Cats are fantastic pets that are lovable and often inadvertently hilarious. It’s a common misconception that a cat cannot be trained in the same manner as a dog – cats are more than capable of being trained, you just need to start early!
This is why it’s best to begin training from a young age, preferably as soon as you bring your feline friend home! Cats aren’t as receptive to training as dogs, so you want to give yourself a head start!
Check out these handy kitten training tips !
Getting your Cat to Sit
The basis of cat training is positive reinforcement. If a cat is rewarded for behaviour you deem acceptable, they are likely to be more receptive to learning it. Starting early means the chances of your pet doing it in the future are much greater.
Teaching sit is relatively easy to do. Playing around with your cat, as soon as they sit down, give an immediate reward. This can be a nice treat such as tuna or a cat snack, a clicker, or just a positive response with your voice such as ‘good’ or ‘yes’ – always reward the moment the bottom is on the ground!
Avoid giving the reward if they move from their position, such as lifting a paw or going on their hind legs. Only offer the treat when he is sitting completely to make him understand the reward. To make him more receptive to being fed as a treat, perform your training during mealtime!
There will be the need to transport your cat at some point in its life, and more than likely a cage or carry crate will be needed for this task. So you will want your kitty to be open to going into the crate to make things go smoothly!
This can easily achieved by placing his meals in your cage or crate for a short period to get him used to being inside. Once he is happy enough to be inside a confined space, you can attempt to close the door. Only do it for a short time initially, ensuring he isn’t distressed or traumatised by the experience. After you can close the door for a prolonged period and you cat is not fussed by his location, you can safely transport you cat whilst keeping him happy.
Cats are happy to be handled for the most part, yet there are some areas of their body they don’t like being touched too much. This can be trained out of them from a young age however, making future trips to the vet and grooming him a stress (and scratch!) free experience.
To teach handling, you will want to get your cat when he is in a good mood and feeling ncie and relaxed. Gently handle him in any sort of awkward position, such as holding him on his side or under the arms, and reward him as you do so using a treat or your voice.

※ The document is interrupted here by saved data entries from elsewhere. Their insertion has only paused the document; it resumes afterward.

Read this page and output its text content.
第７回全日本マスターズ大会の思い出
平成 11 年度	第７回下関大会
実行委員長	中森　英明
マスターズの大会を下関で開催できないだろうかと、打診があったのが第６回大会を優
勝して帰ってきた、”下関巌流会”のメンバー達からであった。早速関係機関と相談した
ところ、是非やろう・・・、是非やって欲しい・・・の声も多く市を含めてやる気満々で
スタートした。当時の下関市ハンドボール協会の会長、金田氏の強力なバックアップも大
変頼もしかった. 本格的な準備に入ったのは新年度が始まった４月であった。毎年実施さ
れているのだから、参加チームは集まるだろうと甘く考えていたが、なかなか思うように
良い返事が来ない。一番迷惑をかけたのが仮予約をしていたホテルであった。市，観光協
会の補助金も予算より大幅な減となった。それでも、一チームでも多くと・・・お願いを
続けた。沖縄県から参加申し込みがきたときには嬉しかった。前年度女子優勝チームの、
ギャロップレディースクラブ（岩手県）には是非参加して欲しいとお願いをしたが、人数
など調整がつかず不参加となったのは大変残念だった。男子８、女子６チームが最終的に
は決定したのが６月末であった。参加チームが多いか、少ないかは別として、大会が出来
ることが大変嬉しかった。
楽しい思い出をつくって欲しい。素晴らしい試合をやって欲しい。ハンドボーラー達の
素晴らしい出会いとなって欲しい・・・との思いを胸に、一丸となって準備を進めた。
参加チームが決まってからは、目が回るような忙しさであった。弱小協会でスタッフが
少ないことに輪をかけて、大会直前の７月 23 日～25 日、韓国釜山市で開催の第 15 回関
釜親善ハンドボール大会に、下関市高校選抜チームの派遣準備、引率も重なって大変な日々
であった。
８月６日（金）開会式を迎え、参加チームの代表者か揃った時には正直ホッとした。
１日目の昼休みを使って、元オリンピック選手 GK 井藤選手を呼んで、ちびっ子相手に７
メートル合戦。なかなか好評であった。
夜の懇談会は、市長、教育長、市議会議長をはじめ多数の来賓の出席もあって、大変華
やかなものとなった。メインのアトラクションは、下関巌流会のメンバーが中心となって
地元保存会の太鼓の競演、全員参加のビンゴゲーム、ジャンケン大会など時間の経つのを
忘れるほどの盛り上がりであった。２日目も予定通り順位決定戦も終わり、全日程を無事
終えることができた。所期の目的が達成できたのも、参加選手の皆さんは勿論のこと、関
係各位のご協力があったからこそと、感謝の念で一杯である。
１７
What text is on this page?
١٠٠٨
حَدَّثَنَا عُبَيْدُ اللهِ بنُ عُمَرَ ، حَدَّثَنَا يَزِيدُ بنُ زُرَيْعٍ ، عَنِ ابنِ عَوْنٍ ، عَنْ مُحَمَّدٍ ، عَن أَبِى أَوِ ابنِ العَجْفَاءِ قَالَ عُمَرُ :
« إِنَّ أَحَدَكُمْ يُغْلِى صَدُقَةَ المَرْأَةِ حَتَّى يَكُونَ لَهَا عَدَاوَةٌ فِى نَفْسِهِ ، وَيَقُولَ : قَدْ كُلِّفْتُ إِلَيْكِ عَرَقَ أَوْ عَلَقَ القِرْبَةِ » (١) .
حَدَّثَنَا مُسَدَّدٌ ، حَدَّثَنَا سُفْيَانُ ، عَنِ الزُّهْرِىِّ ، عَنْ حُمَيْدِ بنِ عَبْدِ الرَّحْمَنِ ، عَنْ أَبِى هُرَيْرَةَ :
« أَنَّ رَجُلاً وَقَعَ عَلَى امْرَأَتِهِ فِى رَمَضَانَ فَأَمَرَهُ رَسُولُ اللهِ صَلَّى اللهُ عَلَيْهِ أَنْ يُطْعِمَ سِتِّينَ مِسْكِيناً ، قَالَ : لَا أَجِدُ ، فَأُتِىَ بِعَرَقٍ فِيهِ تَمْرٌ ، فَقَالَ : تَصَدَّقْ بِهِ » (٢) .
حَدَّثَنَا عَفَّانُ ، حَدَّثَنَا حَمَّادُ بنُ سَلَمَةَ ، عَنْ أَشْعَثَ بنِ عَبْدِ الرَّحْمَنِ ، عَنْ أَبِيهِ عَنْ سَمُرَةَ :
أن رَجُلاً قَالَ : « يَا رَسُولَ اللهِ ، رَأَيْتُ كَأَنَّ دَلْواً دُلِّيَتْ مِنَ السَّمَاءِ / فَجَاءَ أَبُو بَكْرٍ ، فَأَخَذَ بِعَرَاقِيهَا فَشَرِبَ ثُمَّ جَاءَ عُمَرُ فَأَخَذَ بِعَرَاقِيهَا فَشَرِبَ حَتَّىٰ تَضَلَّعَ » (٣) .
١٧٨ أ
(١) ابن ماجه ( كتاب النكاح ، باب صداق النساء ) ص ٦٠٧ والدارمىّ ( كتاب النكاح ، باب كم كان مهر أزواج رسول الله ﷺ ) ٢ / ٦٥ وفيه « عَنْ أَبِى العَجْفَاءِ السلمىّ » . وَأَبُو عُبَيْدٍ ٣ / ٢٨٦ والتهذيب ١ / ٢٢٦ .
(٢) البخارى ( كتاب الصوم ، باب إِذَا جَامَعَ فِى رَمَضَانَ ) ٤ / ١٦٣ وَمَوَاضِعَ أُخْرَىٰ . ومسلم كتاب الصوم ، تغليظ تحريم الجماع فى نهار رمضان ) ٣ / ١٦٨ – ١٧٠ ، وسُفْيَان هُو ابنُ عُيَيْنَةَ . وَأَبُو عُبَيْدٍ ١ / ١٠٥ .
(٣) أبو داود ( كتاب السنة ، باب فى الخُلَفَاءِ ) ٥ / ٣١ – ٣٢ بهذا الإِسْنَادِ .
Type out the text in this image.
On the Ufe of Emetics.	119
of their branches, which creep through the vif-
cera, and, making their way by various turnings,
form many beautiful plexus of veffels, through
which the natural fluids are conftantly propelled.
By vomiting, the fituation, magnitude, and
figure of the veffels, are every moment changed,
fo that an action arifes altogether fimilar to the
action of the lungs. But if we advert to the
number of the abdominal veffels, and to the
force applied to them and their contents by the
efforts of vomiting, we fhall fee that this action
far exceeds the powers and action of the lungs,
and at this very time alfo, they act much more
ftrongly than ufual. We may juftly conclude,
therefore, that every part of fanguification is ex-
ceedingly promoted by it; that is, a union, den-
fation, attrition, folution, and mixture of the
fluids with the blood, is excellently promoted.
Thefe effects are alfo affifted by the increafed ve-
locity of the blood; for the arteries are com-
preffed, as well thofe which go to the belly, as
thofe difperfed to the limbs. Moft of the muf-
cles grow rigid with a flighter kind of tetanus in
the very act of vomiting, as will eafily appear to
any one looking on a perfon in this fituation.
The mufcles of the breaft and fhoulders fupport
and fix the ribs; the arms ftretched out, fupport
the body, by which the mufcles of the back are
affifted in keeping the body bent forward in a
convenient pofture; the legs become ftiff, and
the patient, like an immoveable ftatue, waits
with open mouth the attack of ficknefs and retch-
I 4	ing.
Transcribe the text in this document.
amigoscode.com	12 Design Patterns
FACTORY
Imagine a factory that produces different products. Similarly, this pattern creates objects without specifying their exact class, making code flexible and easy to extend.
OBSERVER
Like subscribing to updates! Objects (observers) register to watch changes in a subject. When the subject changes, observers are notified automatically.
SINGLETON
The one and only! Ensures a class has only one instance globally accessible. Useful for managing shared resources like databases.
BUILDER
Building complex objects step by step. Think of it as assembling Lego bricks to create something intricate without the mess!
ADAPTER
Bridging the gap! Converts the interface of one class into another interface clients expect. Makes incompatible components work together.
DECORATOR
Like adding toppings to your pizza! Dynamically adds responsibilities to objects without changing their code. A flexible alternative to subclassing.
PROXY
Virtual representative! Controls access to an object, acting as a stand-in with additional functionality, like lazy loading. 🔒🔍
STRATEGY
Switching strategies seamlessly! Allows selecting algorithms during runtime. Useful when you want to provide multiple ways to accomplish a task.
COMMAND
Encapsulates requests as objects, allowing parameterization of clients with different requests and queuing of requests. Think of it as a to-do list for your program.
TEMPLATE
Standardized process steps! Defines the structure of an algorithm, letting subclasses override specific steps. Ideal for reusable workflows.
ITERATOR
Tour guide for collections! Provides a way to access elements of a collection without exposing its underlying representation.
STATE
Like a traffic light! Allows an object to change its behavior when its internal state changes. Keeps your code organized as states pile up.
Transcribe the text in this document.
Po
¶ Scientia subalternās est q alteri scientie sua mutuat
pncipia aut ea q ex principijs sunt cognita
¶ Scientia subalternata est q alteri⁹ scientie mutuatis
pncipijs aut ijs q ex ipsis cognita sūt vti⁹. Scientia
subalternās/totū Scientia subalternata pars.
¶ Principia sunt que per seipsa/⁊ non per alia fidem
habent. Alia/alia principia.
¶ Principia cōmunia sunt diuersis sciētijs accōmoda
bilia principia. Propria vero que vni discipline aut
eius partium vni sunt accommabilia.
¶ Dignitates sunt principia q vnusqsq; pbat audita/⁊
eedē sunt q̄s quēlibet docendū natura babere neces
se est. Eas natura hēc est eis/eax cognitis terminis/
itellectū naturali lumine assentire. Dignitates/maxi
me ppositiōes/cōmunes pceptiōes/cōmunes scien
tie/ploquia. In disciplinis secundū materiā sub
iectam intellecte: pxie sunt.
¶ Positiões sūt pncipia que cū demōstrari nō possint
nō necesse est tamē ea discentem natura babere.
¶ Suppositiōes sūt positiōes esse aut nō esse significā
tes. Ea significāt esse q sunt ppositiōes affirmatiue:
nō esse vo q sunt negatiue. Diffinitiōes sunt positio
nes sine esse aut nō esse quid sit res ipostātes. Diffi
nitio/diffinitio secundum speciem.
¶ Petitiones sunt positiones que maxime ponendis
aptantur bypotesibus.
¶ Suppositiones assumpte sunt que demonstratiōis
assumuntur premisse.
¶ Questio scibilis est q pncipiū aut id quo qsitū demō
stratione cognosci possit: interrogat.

The same goes for areas that will need to be handled in the future. The ears and teeth are good areas to gently touch when your kitten is feeling in playful mood, again rewarding him as you go. Some cats are more open than others, meaning you can give them the treat as soon as you have held or touched them in a certain way. More intimidated kittens will need their treat as you perform the handling, not after.
Should you be successful in training him to be more receptive to being touched and handled in a variety of ways, then grooming tasks like teeth brushing, nail trimming and cleaning the ears are far easier to do.